Baring-Gould (1863) had obtained reports about a 46 feet long lake monster (which he referred to as a "skrimsl") allegedly surfacing in Skorradalsvatn and witnessed by at least three farmers. (Note: Baring-Gould visited Iceland in 1862, and he collected a recent report. One week before the aughor, Mr. Martin and the "Yankee" arrived at the lake, and the appearances happened the day before that.) It had a head like a seal's, and subsequently one hump appeared in view, then another. A sketch was produced by one of the witnesses, and Baring-Gould printed a replica of it. The author considered the description to bear an uncanny resemblance to the creature reported in the annals.
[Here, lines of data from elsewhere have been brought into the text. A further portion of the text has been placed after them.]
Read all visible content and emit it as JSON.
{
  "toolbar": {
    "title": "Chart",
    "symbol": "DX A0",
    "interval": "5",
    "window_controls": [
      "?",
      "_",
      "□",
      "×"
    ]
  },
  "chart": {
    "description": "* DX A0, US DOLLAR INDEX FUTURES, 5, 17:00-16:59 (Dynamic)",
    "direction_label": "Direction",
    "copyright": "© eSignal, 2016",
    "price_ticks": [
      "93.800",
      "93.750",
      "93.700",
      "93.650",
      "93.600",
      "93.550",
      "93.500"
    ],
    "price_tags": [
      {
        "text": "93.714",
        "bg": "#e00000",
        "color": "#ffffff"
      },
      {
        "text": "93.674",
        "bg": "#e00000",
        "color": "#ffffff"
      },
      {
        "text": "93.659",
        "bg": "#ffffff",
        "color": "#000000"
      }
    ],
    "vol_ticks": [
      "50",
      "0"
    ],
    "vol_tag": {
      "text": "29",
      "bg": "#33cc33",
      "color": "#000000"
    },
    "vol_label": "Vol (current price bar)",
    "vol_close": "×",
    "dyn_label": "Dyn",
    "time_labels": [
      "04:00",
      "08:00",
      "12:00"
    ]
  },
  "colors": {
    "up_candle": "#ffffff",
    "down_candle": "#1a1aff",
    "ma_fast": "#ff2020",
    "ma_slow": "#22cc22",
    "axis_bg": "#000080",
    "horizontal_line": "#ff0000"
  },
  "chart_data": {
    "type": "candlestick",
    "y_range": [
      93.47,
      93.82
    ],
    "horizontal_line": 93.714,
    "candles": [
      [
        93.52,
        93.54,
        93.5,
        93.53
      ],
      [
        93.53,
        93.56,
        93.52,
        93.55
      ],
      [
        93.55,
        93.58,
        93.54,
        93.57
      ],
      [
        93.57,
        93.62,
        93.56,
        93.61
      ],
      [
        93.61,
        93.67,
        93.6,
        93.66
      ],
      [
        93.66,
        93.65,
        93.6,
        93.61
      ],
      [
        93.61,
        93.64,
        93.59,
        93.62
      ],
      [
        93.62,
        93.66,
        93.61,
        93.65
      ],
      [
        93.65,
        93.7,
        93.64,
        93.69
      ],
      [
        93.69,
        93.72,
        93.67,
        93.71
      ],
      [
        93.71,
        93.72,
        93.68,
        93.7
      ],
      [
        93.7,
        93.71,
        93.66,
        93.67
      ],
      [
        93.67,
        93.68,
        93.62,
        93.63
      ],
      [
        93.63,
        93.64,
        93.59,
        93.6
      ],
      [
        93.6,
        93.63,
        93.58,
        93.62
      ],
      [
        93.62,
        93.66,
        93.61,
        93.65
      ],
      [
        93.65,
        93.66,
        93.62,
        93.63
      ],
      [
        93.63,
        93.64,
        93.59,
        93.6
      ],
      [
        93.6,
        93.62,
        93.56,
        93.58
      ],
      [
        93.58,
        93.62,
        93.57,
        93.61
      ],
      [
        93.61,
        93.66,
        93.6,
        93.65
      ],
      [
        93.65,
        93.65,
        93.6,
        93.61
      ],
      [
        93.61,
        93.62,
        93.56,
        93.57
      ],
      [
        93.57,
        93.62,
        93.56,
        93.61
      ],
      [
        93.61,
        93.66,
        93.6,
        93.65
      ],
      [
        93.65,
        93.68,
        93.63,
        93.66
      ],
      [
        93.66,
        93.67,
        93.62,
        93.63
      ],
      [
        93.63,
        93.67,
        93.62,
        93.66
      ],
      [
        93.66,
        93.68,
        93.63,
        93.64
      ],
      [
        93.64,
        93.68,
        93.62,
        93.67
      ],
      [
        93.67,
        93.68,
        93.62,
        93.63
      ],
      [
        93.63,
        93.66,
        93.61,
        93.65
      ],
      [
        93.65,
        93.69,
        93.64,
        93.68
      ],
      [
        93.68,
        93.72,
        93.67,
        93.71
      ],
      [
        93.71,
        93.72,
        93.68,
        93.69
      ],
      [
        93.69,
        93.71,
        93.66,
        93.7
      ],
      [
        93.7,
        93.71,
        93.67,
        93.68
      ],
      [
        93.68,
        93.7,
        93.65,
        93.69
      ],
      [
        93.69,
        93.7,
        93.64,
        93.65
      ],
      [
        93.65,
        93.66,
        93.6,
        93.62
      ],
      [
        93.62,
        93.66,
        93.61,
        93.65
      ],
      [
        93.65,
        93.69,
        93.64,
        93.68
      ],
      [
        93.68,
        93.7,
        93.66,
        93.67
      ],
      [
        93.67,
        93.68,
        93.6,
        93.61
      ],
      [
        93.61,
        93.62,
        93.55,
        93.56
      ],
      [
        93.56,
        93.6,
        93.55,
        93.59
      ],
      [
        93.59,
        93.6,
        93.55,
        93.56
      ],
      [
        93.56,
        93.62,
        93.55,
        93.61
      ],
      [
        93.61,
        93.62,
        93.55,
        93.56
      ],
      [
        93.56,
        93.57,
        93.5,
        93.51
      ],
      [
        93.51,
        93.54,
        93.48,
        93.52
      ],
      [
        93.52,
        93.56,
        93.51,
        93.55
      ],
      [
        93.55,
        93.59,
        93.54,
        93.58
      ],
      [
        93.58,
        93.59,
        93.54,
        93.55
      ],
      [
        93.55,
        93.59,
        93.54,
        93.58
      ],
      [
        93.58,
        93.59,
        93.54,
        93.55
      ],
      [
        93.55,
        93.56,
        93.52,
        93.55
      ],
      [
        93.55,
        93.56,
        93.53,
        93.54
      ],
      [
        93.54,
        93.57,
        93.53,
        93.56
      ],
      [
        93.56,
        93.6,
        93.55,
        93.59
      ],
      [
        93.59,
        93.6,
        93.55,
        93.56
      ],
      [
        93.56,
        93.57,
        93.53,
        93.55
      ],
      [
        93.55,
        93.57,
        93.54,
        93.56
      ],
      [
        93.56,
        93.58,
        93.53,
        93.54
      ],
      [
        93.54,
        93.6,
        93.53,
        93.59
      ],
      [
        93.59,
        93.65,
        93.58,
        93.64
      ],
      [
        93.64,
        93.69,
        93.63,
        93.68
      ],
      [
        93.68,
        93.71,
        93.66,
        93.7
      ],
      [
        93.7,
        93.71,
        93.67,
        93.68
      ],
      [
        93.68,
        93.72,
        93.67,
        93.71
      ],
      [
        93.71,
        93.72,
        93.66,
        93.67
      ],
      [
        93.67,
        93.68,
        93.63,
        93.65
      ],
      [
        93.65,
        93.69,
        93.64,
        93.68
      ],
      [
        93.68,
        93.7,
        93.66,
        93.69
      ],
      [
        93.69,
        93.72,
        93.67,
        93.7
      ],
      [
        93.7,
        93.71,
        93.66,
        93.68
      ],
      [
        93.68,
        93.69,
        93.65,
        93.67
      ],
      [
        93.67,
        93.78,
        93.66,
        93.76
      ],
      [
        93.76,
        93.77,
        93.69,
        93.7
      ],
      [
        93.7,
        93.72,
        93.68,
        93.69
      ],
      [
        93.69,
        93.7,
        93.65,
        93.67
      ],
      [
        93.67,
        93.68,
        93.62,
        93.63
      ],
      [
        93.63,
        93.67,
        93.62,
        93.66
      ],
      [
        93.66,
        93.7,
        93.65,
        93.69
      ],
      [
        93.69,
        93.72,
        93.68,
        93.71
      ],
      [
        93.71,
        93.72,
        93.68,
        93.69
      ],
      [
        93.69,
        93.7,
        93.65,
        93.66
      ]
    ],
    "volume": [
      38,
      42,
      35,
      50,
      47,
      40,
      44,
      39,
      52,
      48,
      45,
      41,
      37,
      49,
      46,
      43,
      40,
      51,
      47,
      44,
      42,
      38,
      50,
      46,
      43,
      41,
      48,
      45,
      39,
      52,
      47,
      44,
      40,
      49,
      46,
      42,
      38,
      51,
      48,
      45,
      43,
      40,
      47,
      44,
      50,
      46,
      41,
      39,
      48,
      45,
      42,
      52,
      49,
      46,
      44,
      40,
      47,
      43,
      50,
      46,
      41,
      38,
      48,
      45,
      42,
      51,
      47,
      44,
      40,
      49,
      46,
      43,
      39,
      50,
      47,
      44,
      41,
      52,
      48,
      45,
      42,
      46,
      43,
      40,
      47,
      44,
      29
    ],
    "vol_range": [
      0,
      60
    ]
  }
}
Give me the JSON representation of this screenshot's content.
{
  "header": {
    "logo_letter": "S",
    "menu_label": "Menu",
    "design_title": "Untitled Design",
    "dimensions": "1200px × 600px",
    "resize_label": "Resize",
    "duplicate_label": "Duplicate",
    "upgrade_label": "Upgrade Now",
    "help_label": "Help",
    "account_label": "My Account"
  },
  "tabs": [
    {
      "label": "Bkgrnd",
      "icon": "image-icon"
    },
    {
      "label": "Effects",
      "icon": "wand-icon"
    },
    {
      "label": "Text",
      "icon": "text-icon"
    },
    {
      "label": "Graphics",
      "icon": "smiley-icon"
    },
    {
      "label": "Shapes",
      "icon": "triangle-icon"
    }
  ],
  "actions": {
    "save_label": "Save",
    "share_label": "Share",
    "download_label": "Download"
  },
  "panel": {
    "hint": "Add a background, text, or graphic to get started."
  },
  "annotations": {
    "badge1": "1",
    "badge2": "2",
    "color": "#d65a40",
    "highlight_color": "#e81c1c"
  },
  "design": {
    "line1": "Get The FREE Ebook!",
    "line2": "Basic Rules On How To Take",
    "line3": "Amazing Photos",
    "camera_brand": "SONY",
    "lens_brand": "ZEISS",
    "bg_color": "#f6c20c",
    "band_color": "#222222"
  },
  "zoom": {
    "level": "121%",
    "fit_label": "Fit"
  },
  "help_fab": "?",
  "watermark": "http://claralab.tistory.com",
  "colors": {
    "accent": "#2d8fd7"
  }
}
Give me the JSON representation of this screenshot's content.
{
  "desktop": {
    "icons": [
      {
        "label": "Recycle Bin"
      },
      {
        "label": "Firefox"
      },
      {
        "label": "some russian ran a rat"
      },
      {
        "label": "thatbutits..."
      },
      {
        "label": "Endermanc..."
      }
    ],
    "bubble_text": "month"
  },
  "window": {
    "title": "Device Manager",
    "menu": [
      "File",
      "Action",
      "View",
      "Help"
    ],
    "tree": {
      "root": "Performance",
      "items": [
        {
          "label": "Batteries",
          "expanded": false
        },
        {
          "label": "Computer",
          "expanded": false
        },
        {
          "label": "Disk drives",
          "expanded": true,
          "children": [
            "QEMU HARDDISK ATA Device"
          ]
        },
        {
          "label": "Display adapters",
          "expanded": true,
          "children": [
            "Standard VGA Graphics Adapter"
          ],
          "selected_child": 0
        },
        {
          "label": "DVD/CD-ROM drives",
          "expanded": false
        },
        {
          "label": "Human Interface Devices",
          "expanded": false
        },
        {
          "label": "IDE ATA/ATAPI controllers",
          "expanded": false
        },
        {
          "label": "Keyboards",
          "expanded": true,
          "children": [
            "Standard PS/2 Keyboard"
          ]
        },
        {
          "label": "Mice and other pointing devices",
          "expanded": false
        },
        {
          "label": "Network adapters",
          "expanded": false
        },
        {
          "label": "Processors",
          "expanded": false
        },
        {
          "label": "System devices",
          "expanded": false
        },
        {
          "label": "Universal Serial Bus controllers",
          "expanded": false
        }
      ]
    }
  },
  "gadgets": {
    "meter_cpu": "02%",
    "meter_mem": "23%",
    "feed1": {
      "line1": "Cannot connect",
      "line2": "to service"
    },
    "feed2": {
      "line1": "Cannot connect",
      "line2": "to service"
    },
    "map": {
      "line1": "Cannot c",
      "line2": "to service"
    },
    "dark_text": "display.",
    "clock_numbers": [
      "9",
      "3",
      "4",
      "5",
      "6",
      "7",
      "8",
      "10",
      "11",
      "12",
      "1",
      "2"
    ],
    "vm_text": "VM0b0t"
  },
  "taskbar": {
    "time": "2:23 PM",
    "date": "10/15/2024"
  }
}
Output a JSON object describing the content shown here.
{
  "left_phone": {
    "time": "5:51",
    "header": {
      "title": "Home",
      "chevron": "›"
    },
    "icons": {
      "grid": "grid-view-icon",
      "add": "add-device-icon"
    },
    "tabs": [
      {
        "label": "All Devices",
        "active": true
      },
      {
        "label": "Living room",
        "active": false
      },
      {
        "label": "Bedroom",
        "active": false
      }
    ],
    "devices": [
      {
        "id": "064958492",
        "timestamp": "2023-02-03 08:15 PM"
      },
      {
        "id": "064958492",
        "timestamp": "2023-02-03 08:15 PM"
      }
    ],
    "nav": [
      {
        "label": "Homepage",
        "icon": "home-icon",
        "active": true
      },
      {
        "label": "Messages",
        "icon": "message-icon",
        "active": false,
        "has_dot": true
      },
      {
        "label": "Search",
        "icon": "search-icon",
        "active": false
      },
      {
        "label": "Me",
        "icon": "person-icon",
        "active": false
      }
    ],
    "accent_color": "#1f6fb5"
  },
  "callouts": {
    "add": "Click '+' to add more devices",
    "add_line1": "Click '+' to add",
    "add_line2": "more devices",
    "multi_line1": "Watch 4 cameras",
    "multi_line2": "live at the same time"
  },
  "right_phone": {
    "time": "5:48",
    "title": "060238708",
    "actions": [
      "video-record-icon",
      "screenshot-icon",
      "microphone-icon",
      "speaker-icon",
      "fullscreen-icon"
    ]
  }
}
The term skrimsl is Old Norse, equivalent to modern Icelandic skrýmsli and refers to "monster", however it was specifically used in the sense of "sea or lake monster" (Meer-ungeheuer) in Konrad Maurer's book on Icelandic folk legends (1860).

==Suggested explanations==
Jón Árnason remarked that there were non-believers of the worm in his time in the 19th century who offered the rational explanation that clumps of foam drifting past could have misled witnesses.

Various other rational explanations have also been advanced. Gas rises from the lake bed here, even creating openings in the ice. Such bubbles of methane, which can be quite large, could be the identity of reported sightings of the worm. Or, these gas bubbles can also lift debris from the lake bottom to the surface, or the bubbles could refract the light differently than in surrounding air and create optical illusions. Flotsam from the mountain sides and forests also collects in tangles that can look like some sort of monster. According to Helgi Hallgrímsson, an Icelandic biologist who has extensively studied the lake, both of these could explain some but not all of the sightings, while traditional legendary material could explain some of the stories.